The Helsinki pilot for the SAVE ENERGY project consists of two schools, owned by the municipality, which represent different levels of required activities and investments:
- Ala-Malmi school: built in 1965, with an area of 7000 square meters in three buildings, 300 pupils and 50 teachers.
- The Pihkapuisto Lower level School: built in 1989 with a total area of 5100 square meters in a single building, 220 pupils and 25 teachers.

Pihkapuisto school and pupils playing on the school yard.
The key objective in Helsinki pilot schools is to improve energy efficiency of the buildings through the behaviour transformation of pupils, teachers and staff people with the support of the leading edge ICT systems, including real time informations displays and Serious Games. Based on the results achieved at these schools, it is planned to roll out technologies, methodologies and best practices to other schools and public buildings. The energy performance of schools will be improved by demonstrating how intelligent ICT solutions could be used to control the energy costs according to the actual use of the building as well as by motivating the different users (teachers, pupils, technical support personnel, etc.).
The key objectives will be reached:
- by creating greater awareness among the users on the impact of their actions within the building both through better utilization of the existing monitoring and through enabling access to new energy consumption displays with more continuous (or real-time) data
- by demonstrating the impact of selected cost-effective energy efficiency improvements with technical solution that integrates partial IT-solutions and control and management tools (e.g. remote measurement and monitoring through wireless temperature, humidity, occupancy & daylight sensors and controls that are integrated with Building Energy Management System)
- by empowering the users to participate in the energy management of the building e.g. as through advice and experience sharing on energy saving measures on social media networks.

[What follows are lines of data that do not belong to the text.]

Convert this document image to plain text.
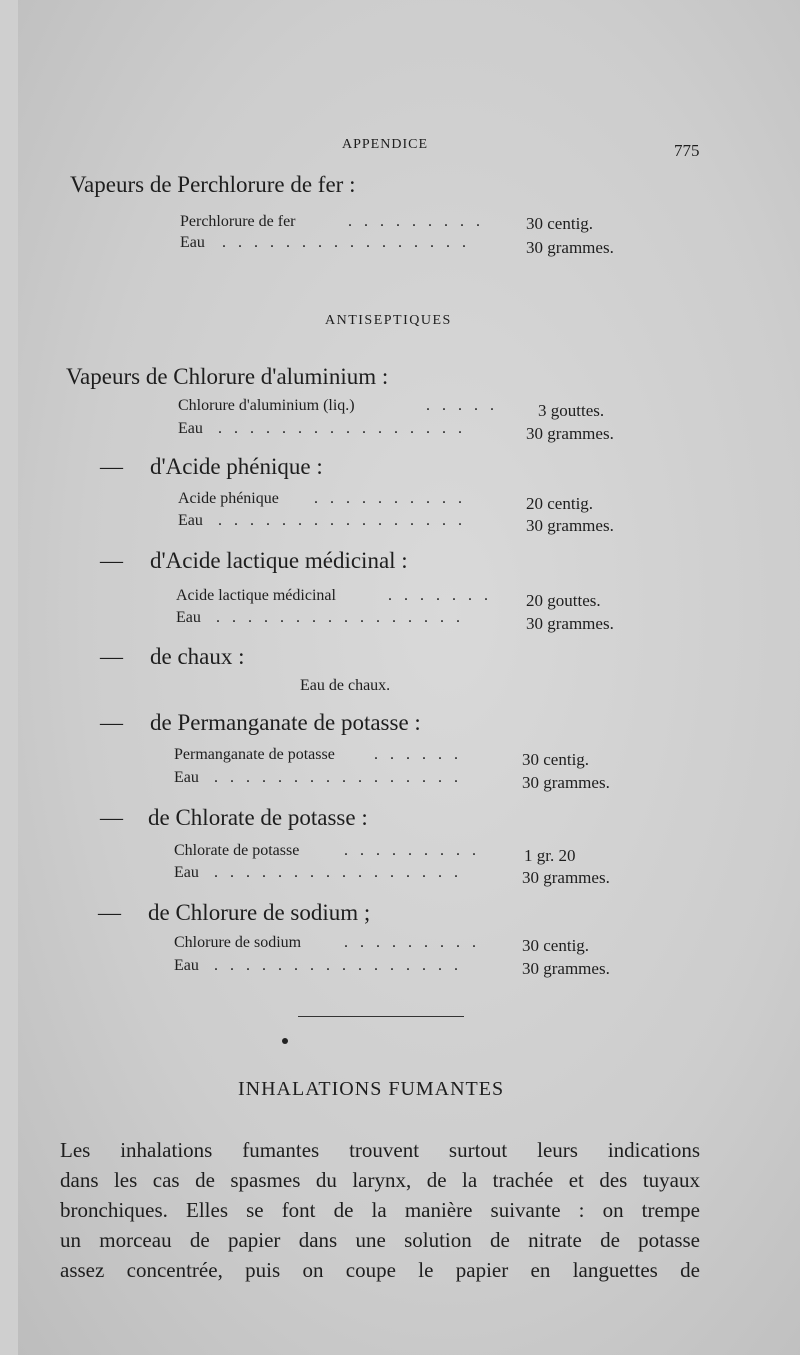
APPENDICE	775
Vapeurs de Perchlorure de fer :
Perchlorure de fer	. . . . . . . . . 30 centig.
Eau . . . . . . . . . . . . . . . .	30 grammes.
ANTISEPTIQUES
Vapeurs de Chlorure d'aluminium :
Chlorure d'aluminium (liq.)	. . . . . 3 gouttes.
Eau . . . . . . . . . . . . . . . .	30 grammes.
— d'Acide phénique :
Acide phénique . . . . . . . . . .	20 centig.
Eau . . . . . . . . . . . . . . . .	30 grammes.
— d'Acide lactique médicinal :
Acide lactique médicinal	. . . . . . . 20 gouttes.
Eau . . . . . . . . . . . . . . . .	30 grammes.
— de chaux :
Eau de chaux.
— de Permanganate de potasse :
Permanganate de potasse . . . . . .	30 centig.
Eau . . . . . . . . . . . . . . . .	30 grammes.
— de Chlorate de potasse :
Chlorate de potasse	. . . . . . . . .	1 gr. 20
Eau . . . . . . . . . . . . . . . .	30 grammes.
— de Chlorure de sodium ;
Chlorure de sodium	. . . . . . . . . 30 centig.
Eau . . . . . . . . . . . . . . . .	30 grammes.
INHALATIONS FUMANTES
Les inhalations fumantes trouvent surtout leurs indications
dans les cas de spasmes du larynx, de la trachée et des tuyaux
bronchiques. Elles se font de la manière suivante : on trempe
un morceau de papier dans une solution de nitrate de potasse
assez concentrée, puis on coupe le papier en languettes de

Classroom in Helsinki pilot building
Applying Living Lab methodologies, namely energy audits followed by continous discussions with the users and technical experts, different areas with potential for energy savings have been identified in the schools: lighting and energy consumption in the classrooms, equipments during kitchen operations and usage of computers in computer science classrooms just to name a few. All these have a high impact on the overall energy consumption.
Helsinki Technical Solution
The Helsinki pilot technical solution is based on an integated solution using sensing equipment from Kyab, and wireless and networking equipment from Dunkkis and Meshworks. The virtual server located in Metropolia UAS collects all measurements data from both schools:
- Energy (heat, electricity and water) consumption and some HVAC measurements from the existing Building Management Systems
- Intelligent wireless sensor networks (each including 17 sensor modules) measuring temperature, moisture, luminance and CO2. Furthermore all main electricity consumptions are measured with total of 73 measurement points.
- Wireless sensors from Dunkkis gateways using the public ASUS routers are used at the gyms.

System architechture diagram
The system is using local LCD displays to generate sophisticated, still user-friendly information displays targeting the different user groups in real time. Additionally, local server located at Metropolia UAS forwards the validated information into the ISA central server to be consumed by the end-user services, namely Serious Games.